Sesamin suppressed SP cells proliferation and enhanced the chemotherapeutic effect of cisplatin (Cis). Sesamin effectively inhibited the viability of SP cells in a dose- and time-dependent manner (A and B). Sesamin manifested its chemo-sensitization effects on SP cells from both SGC-996 and GBC-SD (C). *p < 0.05 vs. control group. ^#p < 0.05 vs. Cis + Ses combined treatment group. Ses: sesamin.

Figure 7

Effects of sesamin on the protein expression of E-cadherin, Vimentin, Twist, Stat3 and p-Stat3 in SP cells from SGC-996 by Western blotting.
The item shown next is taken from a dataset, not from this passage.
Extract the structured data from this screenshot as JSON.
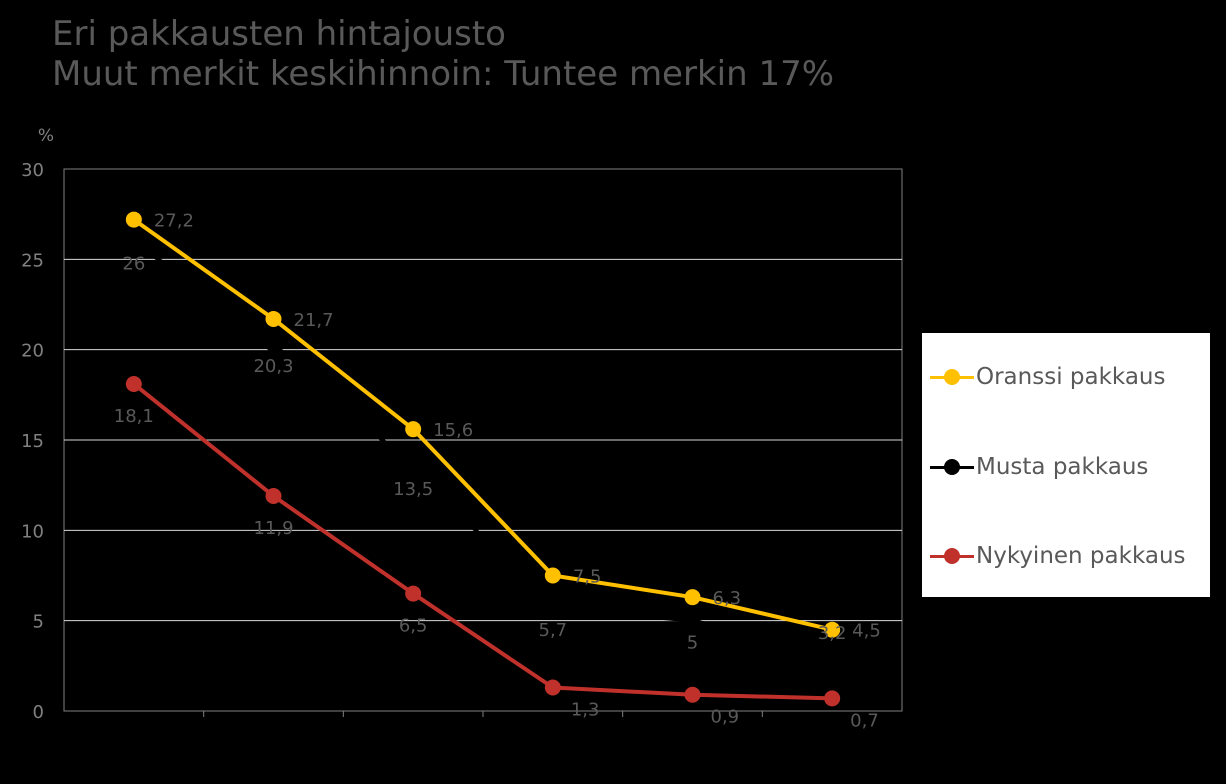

SP cells from SGC-996 were treated sesamin for 7 days. Panels show representative bands (A) and histograms represent optical density values normalized to the corresponding β-actin (B-D) or total Stat3 (E). *p < 0.05 vs. control group. Ses: sesamin.

Figure 8

Effects of sesamin on the protein expression of E-cadherin, Vimentin, Twist, Stat3 and p-Stat3 in SP cells from GBC-SD by Western blotting. SP cells from GBC-SD were treated sesamin for 7 days. Panels show representative bands (A) and histograms represent optical density values normalized to the corresponding β-actin (B-D) or total Stat3 (E). *p < 0.05 vs. control group. Ses: sesamin.

Figure 9

Effects of sesamin on the protein expression and activity of nuclear NF-κB in SP cells. Panels show representative bands (A). Histograms represent optical density values normalized to the corresponding lamin (B), and nuclear NF-κB activity (C). *p < 0.05 vs. control group. Ses: sesamin.

Figure 10

Effects of sesamin on the mRNA expression and protein level of IL-6 in SP cells. Histograms represent IL-6 mRNA expression (A) and protein level (B). *p < 0.05 vs. control group. Ses: sesamin.

Figure 11

Effects of sesamin on SP cells-derived tumor growth in vivo. After pretreated with sesamin (100 μM) for 7 days, 1 × 10⁵ SP cells from both SGC-996 and GBC-SD were injected subcutaneously into 6-week-old nude mice (n = 6 each group). Tumor volumes were measured weekly. *p < 0.05 vs. control group. Ses: sesamin.